We’ve shown here how to use PYMC to specify bayesian structural timeseries models and how that incorporating different structural components can result in improved model fit. We’ve seen how to fit and predict new observations for complicated combinations of structural components available in the PYMC distributions.
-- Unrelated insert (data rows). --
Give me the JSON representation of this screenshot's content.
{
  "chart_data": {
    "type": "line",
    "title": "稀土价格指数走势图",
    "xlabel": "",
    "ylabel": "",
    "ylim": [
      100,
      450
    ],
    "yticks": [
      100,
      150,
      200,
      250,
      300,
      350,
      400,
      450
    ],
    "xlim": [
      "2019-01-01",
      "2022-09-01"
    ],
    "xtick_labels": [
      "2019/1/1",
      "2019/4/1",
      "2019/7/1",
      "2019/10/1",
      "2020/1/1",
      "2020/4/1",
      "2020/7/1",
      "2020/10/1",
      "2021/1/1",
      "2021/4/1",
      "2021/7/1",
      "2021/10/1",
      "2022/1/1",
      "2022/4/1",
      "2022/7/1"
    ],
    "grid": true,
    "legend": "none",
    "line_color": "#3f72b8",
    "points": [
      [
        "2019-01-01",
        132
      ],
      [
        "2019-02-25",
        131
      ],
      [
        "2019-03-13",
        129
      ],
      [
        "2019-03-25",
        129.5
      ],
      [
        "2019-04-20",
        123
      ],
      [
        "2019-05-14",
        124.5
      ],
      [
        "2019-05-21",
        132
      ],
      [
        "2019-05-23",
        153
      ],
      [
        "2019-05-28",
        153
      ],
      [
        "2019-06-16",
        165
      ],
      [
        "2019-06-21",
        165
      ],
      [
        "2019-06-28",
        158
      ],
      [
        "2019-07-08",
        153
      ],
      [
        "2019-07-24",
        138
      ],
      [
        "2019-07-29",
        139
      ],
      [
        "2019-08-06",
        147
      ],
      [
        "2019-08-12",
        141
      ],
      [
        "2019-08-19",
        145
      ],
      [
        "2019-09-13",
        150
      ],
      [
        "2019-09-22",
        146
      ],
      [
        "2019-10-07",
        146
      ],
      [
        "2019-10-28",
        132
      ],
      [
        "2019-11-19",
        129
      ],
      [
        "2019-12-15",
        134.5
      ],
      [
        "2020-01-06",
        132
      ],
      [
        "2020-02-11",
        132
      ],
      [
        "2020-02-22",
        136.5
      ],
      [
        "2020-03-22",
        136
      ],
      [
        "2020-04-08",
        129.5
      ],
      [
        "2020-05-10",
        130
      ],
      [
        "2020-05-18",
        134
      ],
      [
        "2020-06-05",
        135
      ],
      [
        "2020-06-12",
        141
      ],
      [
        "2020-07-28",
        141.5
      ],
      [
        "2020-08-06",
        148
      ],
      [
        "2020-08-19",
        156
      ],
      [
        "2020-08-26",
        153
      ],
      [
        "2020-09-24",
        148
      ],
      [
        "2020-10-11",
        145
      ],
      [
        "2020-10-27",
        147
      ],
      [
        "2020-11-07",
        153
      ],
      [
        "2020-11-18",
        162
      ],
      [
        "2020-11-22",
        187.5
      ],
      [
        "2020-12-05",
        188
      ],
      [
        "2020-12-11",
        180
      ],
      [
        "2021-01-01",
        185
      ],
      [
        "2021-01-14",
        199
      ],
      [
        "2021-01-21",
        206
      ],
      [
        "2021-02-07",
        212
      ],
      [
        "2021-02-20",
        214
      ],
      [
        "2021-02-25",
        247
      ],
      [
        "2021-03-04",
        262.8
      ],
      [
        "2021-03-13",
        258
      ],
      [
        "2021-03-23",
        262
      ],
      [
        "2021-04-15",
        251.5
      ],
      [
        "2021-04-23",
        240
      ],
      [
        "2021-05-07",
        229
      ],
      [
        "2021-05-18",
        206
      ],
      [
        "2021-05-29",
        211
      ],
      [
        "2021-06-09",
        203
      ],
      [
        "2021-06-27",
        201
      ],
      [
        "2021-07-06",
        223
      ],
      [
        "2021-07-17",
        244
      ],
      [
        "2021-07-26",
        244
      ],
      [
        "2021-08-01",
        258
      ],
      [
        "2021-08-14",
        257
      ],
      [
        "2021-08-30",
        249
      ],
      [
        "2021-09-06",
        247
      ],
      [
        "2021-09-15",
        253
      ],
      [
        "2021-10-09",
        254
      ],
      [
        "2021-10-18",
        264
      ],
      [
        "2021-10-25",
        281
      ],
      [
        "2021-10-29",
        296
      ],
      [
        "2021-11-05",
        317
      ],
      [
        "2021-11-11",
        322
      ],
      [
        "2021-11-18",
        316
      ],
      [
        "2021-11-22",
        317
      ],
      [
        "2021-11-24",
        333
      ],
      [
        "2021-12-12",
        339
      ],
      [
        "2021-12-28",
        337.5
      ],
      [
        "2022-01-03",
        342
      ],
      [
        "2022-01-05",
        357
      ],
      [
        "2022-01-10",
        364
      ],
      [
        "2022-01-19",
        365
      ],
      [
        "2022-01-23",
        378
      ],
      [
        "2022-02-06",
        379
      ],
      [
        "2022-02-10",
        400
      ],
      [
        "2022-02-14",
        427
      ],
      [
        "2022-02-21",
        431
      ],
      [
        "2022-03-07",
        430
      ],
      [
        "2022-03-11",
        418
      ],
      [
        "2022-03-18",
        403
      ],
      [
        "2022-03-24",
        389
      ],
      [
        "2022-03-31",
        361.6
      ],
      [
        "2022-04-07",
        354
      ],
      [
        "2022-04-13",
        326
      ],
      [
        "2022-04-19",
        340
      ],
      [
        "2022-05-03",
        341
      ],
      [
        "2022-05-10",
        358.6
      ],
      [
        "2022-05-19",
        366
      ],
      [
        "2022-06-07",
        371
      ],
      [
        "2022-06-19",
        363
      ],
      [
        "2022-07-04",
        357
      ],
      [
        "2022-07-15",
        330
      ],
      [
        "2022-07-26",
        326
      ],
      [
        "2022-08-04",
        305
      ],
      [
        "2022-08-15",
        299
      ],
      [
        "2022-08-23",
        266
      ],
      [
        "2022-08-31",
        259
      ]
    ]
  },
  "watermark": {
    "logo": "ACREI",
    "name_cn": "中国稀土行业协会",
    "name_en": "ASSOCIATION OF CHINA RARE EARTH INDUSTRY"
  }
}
However, we’ve not delved into the notion of how structural breaks can disrupt any of these components of the model or how modelling a changepoint or changepoints explicitly can help identify these step changes in the series. We might have also discussed including a gaussian random walk term if we wanted to allow for changing variances in the distribution over time. We can be more or less opinionated about which components we include in these models since we’re working with the basic distributional building blocks. There are benefits to using smart default packages like prophet but it’s harder to adapt those defaults to your specific problem. I hope i’ve encouraged you to look into using PYMC, it’s a great tool which ties model building to narrative decisions about the data generating process. This transparency and flexibility makes for more compelling data science.